— Appeal by the defendant from (1) a judgment of the Supreme Court, Kings County (Goldstein, J.), rendered April 12, 1989, convicting him of murder in the second degree under Indictment No. 1228/88, upon a jury verdict, and imposing sentence, and (2) an amended judgment of the same court, rendered April 12, 1989, under Indictment No. 5773/81, revoking a sentence of probation previously *807imposed by the same court, upon a finding that he had violated a condition thereof, after a hearing, and imposing a sentence of imprisonment upon his previous conviction of attempted robbery in the second degree. The appeal from the judgment rendered under Indictment No. 1228/88 brings up for review the denial, after a hearing, of that branch of the defendant’s omnibus motion which was to suppress physical evidence.
Ordered that the judgment and the amended judgment are affirmed.
The defendant’s felony murder conviction arose out of the shooting death of a robbery victim. The People introduced evidence, inter alia, that on three separate occasions the defendant admitted to the key prosecution witness that he had participated in the robbery and shooting.
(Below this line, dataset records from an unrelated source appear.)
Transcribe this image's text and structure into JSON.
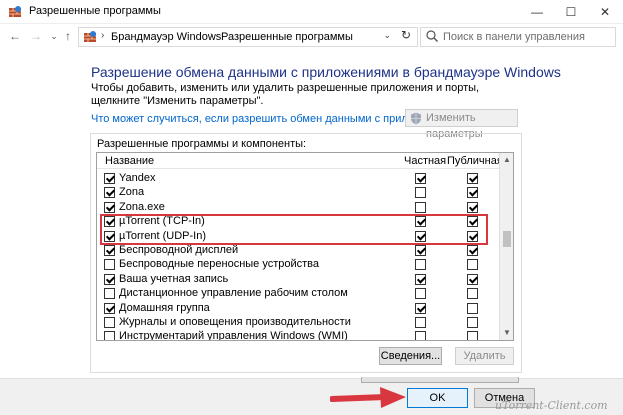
{
  "window": {
    "title": "Разрешенные программы",
    "min_glyph": "—",
    "max_glyph": "☐",
    "close_glyph": "✕"
  },
  "nav": {
    "back_glyph": "←",
    "forward_glyph": "→",
    "recent_glyph": "⌄",
    "up_glyph": "↑",
    "refresh_glyph": "↻",
    "breadcrumb": [
      "Брандмауэр Windows",
      "Разрешенные программы"
    ],
    "breadcrumb_sep": "›",
    "dropdown_glyph": "⌄",
    "search_placeholder": "Поиск в панели управления"
  },
  "main": {
    "heading": "Разрешение обмена данными с приложениями в брандмауэре Windows",
    "description": "Чтобы добавить, изменить или удалить разрешенные приложения и порты, щелкните \"Изменить параметры\".",
    "risk_link": "Что может случиться, если разрешить обмен данными с приложением?",
    "change_settings_label": "Изменить параметры"
  },
  "group": {
    "caption": "Разрешенные программы и компоненты:",
    "columns": {
      "name": "Название",
      "private": "Частная",
      "public": "Публичная"
    },
    "scroll_up_glyph": "▲",
    "scroll_down_glyph": "▼",
    "rows": [
      {
        "name": "Yandex",
        "enabled": true,
        "private": true,
        "public": true
      },
      {
        "name": "Zona",
        "enabled": true,
        "private": false,
        "public": true
      },
      {
        "name": "Zona.exe",
        "enabled": true,
        "private": false,
        "public": true
      },
      {
        "name": "µTorrent (TCP-In)",
        "enabled": true,
        "private": true,
        "public": true
      },
      {
        "name": "µTorrent (UDP-In)",
        "enabled": true,
        "private": true,
        "public": true
      },
      {
        "name": "Беспроводной дисплей",
        "enabled": true,
        "private": true,
        "public": true
      },
      {
        "name": "Беспроводные переносные устройства",
        "enabled": false,
        "private": false,
        "public": false
      },
      {
        "name": "Ваша учетная запись",
        "enabled": true,
        "private": true,
        "public": true
      },
      {
        "name": "Дистанционное управление рабочим столом",
        "enabled": false,
        "private": false,
        "public": false
      },
      {
        "name": "Домашняя группа",
        "enabled": true,
        "private": true,
        "public": false
      },
      {
        "name": "Журналы и оповещения производительности",
        "enabled": false,
        "private": false,
        "public": false
      },
      {
        "name": "Инструментарий управления Windows (WMI)",
        "enabled": false,
        "private": false,
        "public": false
      }
    ],
    "details_label": "Сведения...",
    "delete_label": "Удалить"
  },
  "footer": {
    "ok_label": "OK",
    "cancel_label": "Отмена"
  },
  "watermark": "uTorrent-Client.com",
  "colors": {
    "heading": "#1e3287",
    "link": "#0066cc",
    "highlight": "#d9373f",
    "arrow": "#d9373f"
  }
}
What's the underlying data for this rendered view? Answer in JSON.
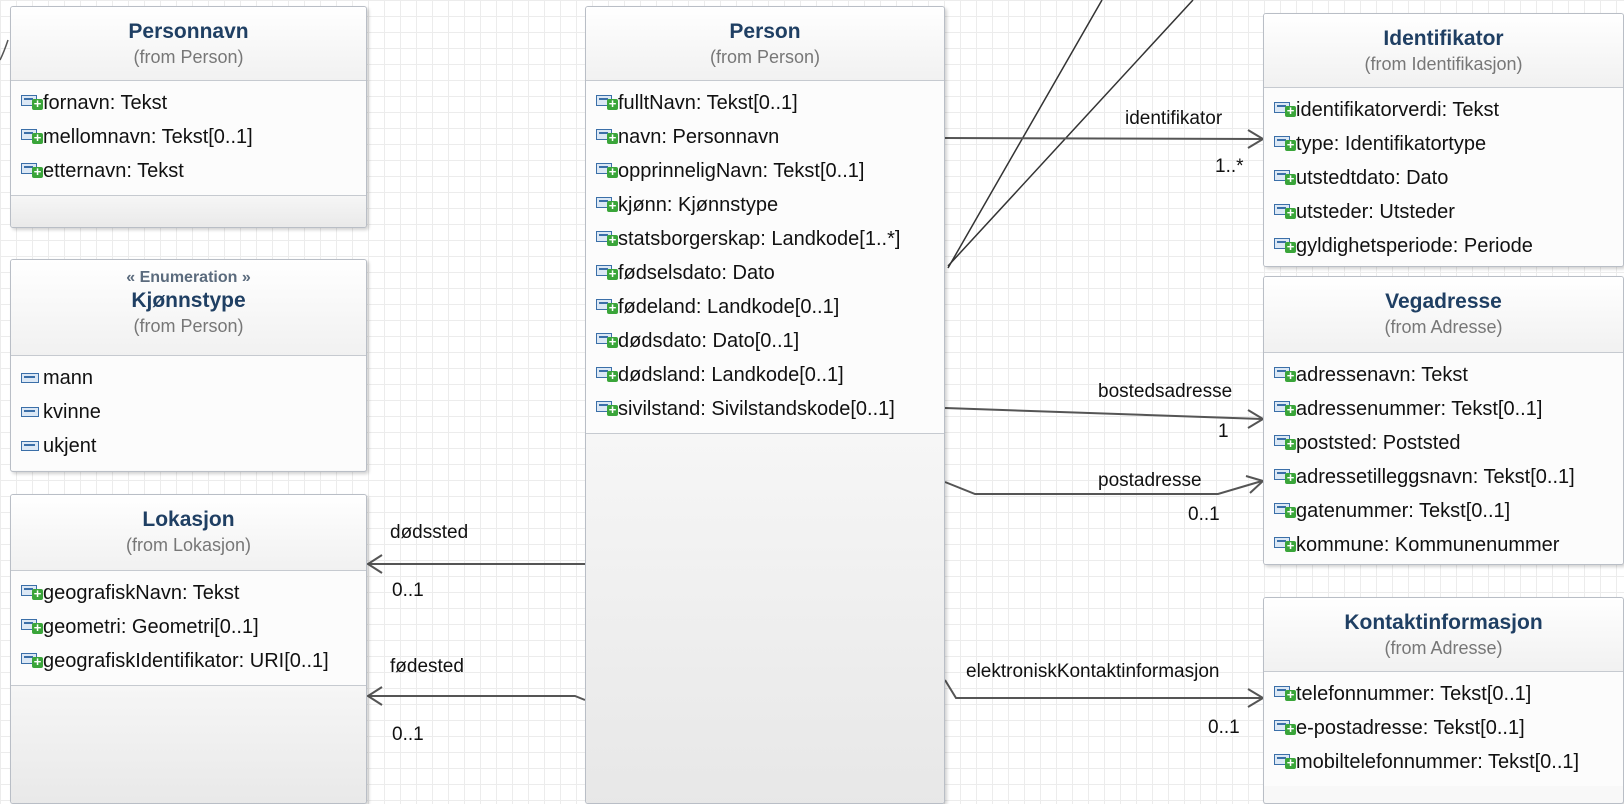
{
  "classes": {
    "personnavn": {
      "name": "Personnavn",
      "from": "(from Person)",
      "attributes": [
        "fornavn: Tekst",
        "mellomnavn: Tekst[0..1]",
        "etternavn: Tekst"
      ]
    },
    "kjonnstype": {
      "stereotype": "« Enumeration »",
      "name": "Kjønnstype",
      "from": "(from Person)",
      "literals": [
        "mann",
        "kvinne",
        "ukjent"
      ]
    },
    "lokasjon": {
      "name": "Lokasjon",
      "from": "(from Lokasjon)",
      "attributes": [
        "geografiskNavn: Tekst",
        "geometri: Geometri[0..1]",
        "geografiskIdentifikator: URI[0..1]"
      ]
    },
    "person": {
      "name": "Person",
      "from": "(from Person)",
      "attributes": [
        "fulltNavn: Tekst[0..1]",
        "navn: Personnavn",
        "opprinneligNavn: Tekst[0..1]",
        "kjønn: Kjønnstype",
        "statsborgerskap: Landkode[1..*]",
        "fødselsdato: Dato",
        "fødeland: Landkode[0..1]",
        "dødsdato: Dato[0..1]",
        "dødsland: Landkode[0..1]",
        "sivilstand: Sivilstandskode[0..1]"
      ]
    },
    "identifikator": {
      "name": "Identifikator",
      "from": "(from Identifikasjon)",
      "attributes": [
        "identifikatorverdi: Tekst",
        "type: Identifikatortype",
        "utstedtdato: Dato",
        "utsteder: Utsteder",
        "gyldighetsperiode: Periode"
      ]
    },
    "vegadresse": {
      "name": "Vegadresse",
      "from": "(from Adresse)",
      "attributes": [
        "adressenavn: Tekst",
        "adressenummer: Tekst[0..1]",
        "poststed: Poststed",
        "adressetilleggsnavn: Tekst[0..1]",
        "gatenummer: Tekst[0..1]",
        "kommune: Kommunenummer"
      ]
    },
    "kontaktinformasjon": {
      "name": "Kontaktinformasjon",
      "from": "(from Adresse)",
      "attributes": [
        "telefonnummer: Tekst[0..1]",
        "e-postadresse: Tekst[0..1]",
        "mobiltelefonnummer: Tekst[0..1]"
      ]
    }
  },
  "associations": {
    "identifikator": {
      "role": "identifikator",
      "multiplicity": "1..*"
    },
    "bostedsadresse": {
      "role": "bostedsadresse",
      "multiplicity": "1"
    },
    "postadresse": {
      "role": "postadresse",
      "multiplicity": "0..1"
    },
    "elektronisk": {
      "role": "elektroniskKontaktinformasjon",
      "multiplicity": "0..1"
    },
    "dodssted": {
      "role": "dødssted",
      "multiplicity": "0..1"
    },
    "fodested": {
      "role": "fødested",
      "multiplicity": "0..1"
    }
  },
  "icons": {
    "attribute": "attribute-icon",
    "literal": "enum-literal-icon"
  },
  "colors": {
    "class_title": "#1f3f63",
    "edge": "#555555",
    "icon": "#3b6fa8",
    "icon_plus": "#3aa53a"
  }
}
Viewing the evidence in the light most favorable to the People (see, People v Contes, 60 NY2d 620), we find that it was legally sufficient to establish the defendant’s guilt beyond a reasonable doubt. Moreover, upon the exercise of our factual review power, we are satisfied that the verdict of guilt was not against the weight of the evidence (see, CPL 470.15 [2]), since the jury could reasonably find that the witness who testified as to the defendant’s admissions was credible. Although there were inconsistencies in this witness’s testimony, they were not so significant as to render her testimony incredible as a matter of law (see, People v Punter, 149 AD2d 631).
Contrary to the defendant’s contention, CPL 60.50 does not require corroboration of the defendant’s admission to the underlying predicate felony of a felony murder prosecution (see, People v Davis, 46 NY2d 780, 781; People v Murray, 40 NY2d 327, 329, cert denied 430 US 948; People v Hamilton, 121 AD2d 395). It is sufficient if, as here, the evidence clearly shows that the deceased was a victim of a homicide and that the death was the result of someone’s criminality (see, People v Velez, 122 AD2d 178).
Further, the hearing court properly denied the branch of the defendant’s omnibus motion which was to suppress the jacket and hat which he had left at the precinct following his interrogation. The police had probable cause to arrest the defendant when they brought him to the precinct for questioning (see, People v Bouton, 50 NY2d 130; People v Robinson, 122 AD2d 173). Thus, the seizure of the clothing did not result from any illegal police conduct.
The sentencing court did not improvidently exercise its *808discretion in sentencing the defendant (see, People v Suitte, 90 AD2d 80).
We have considered the defendant’s remaining contentions, including those raised in his supplemental pro se brief, and find them to be without merit. Bracken, J. P., Lawrence, Eiber and Santucci, JJ., concur.